DASAR PEMAHAMAN PRAKTEK SRI

Tanaman padi sawah berdasarkan praktek SRI ternyata bukan tanaman air tetapi dalam pertumbuhan membutuhkan air, dengan tujuan menyediakan oxygen lebih banyak di dalam tanah, kemudian tidak tergenang akar akan tumbuh dengan subur dan besar. Maka tanaman dapat menyerap nutrisi/makanan sebanyak-banyaknya.

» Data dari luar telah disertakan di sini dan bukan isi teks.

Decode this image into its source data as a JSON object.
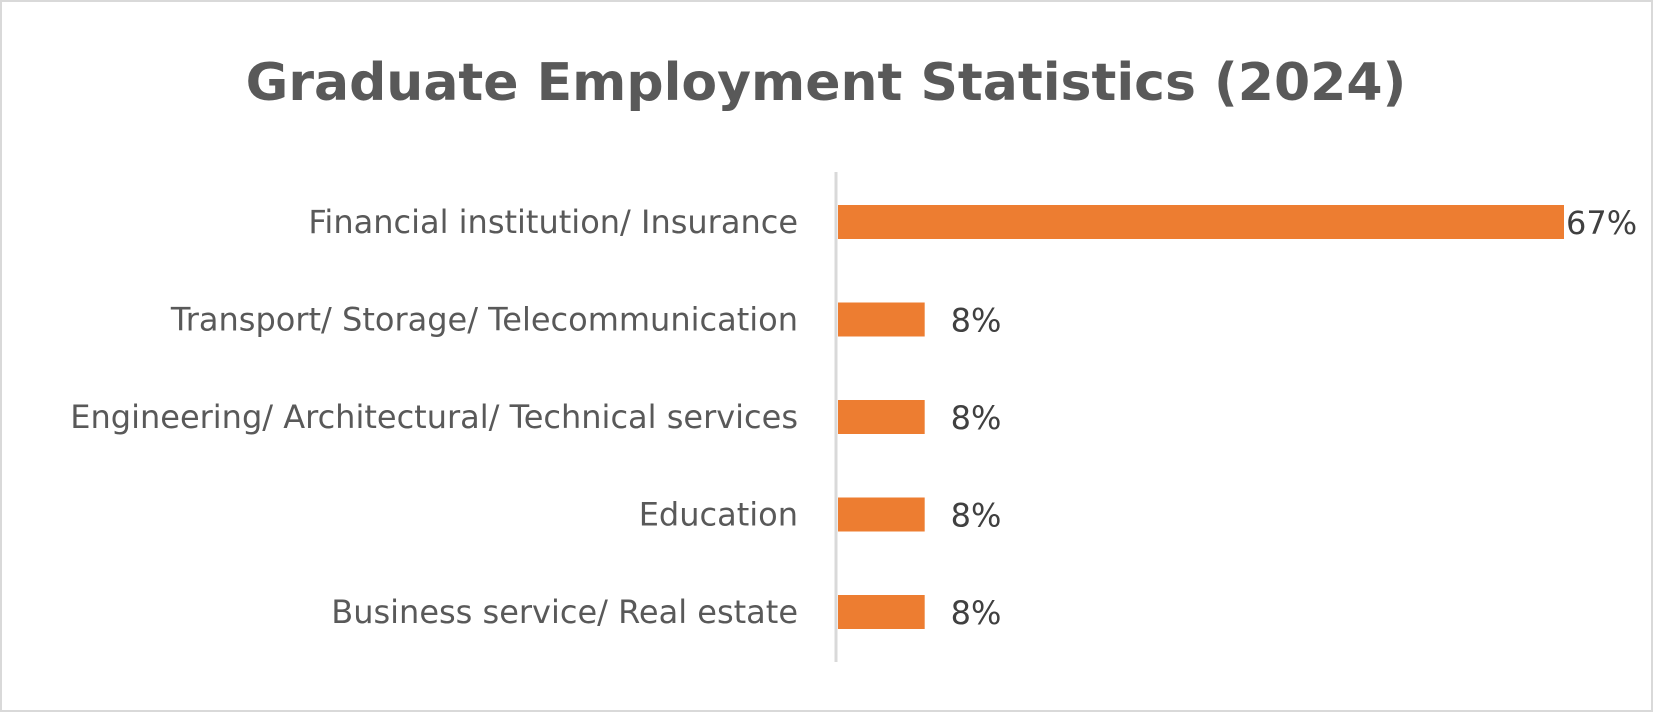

BAGAIMANA BUDIDAYA TANAMAN PADI CARA SRI ?

Persemaian

Untuk SRI dapat ditanam pada pipiti (Besek), kotak, plastik atau nampan hal ini memudahkan untuk pengamatan dan seleksi benih yang terus-menerus dapat dilakukan. Kebutuhan pipiti adalah 60-70 buah ukuran 15 x 15 Cm per 0,14 Ha (100 bata) (420 – 490 buah per Ha). Tanah dalam pipiti sebagai media tumbuh benih dicampur dengan pupuk organik dengan perbandingan 1 : 1. Persemaian dapat disimpan di halaman rumah. Kebutuhan benih per 100 bata (0,14 Ha) adalah 0,7 – 1 Kg (4,9 – 7 Kg per Ha).

Cara Tanam

Benih ditanam pada umur 7 – 10 hari setelah semai. Jumlah bibit perlubangnya hanya satu (tanam tunggal), dasar pemikirannya adalah ketika bibit ditanam banyak maka akan bersaing satu sama lain dalam hal nutrisi, oxygen dan sinar matahari. Bibit ditanam dangkal dan perakaran horizontal seperti hurup L, hal ini dilakukan jika akar tekuk ke atas maka bibit memerlukan energi besar dalam memulai pertumbuhan kembali, dan akar baru akan tumbuh dari ujung tersebut.

Jarak Tanam

Berdasarkan pengalaman SRI, baik jika ditanam dengan jarak tanam lebar, antara lain 25 x 25 cm, 27 x 27 cm atau 30 x 30 cm. Dengan jarak tanam lebar dapat meningkatkan jumlah anakan produktif, karena persaingan oxygen, energi matahari dan nutrisi/makanan semakin berkurang.

Pemupukan

Pupuk yang digunakan adalah pupuk organik, berasal dari bahan organik seperti hijauan (jerami, batang pisang dan sisa tanaman lainnya, kotoran hewan : kambing, sapi, ayam, kelinci dan kerbau), serta limbah organik. Bahan-bahan tersebut lebih baik dikomposkan. Untuk memperkaya nutrisi yang dibutuhkan tanaman, untuk membantu mempercepat penghancurannya (Dekomposisi)sebaiknya dikembangkan proses permentasi dan pengelolaan Micro Organisme Lokal (MOL) yang terbuat dari tulang-tulang ikan, limbah kotoran hewan, buah-buahan, sebagai campurannya menggunakan air beras, air kelapa dan sebagai bahan pengawetnya dicampur air tebu, air nira, lahang/gula yang fermentasi selama 15 hari. Kebutuhan pupuk organik adalah 5 – 7 ton per Ha dengan catatan jerami yang ada di lahan dikembalikan ke dalam tanah.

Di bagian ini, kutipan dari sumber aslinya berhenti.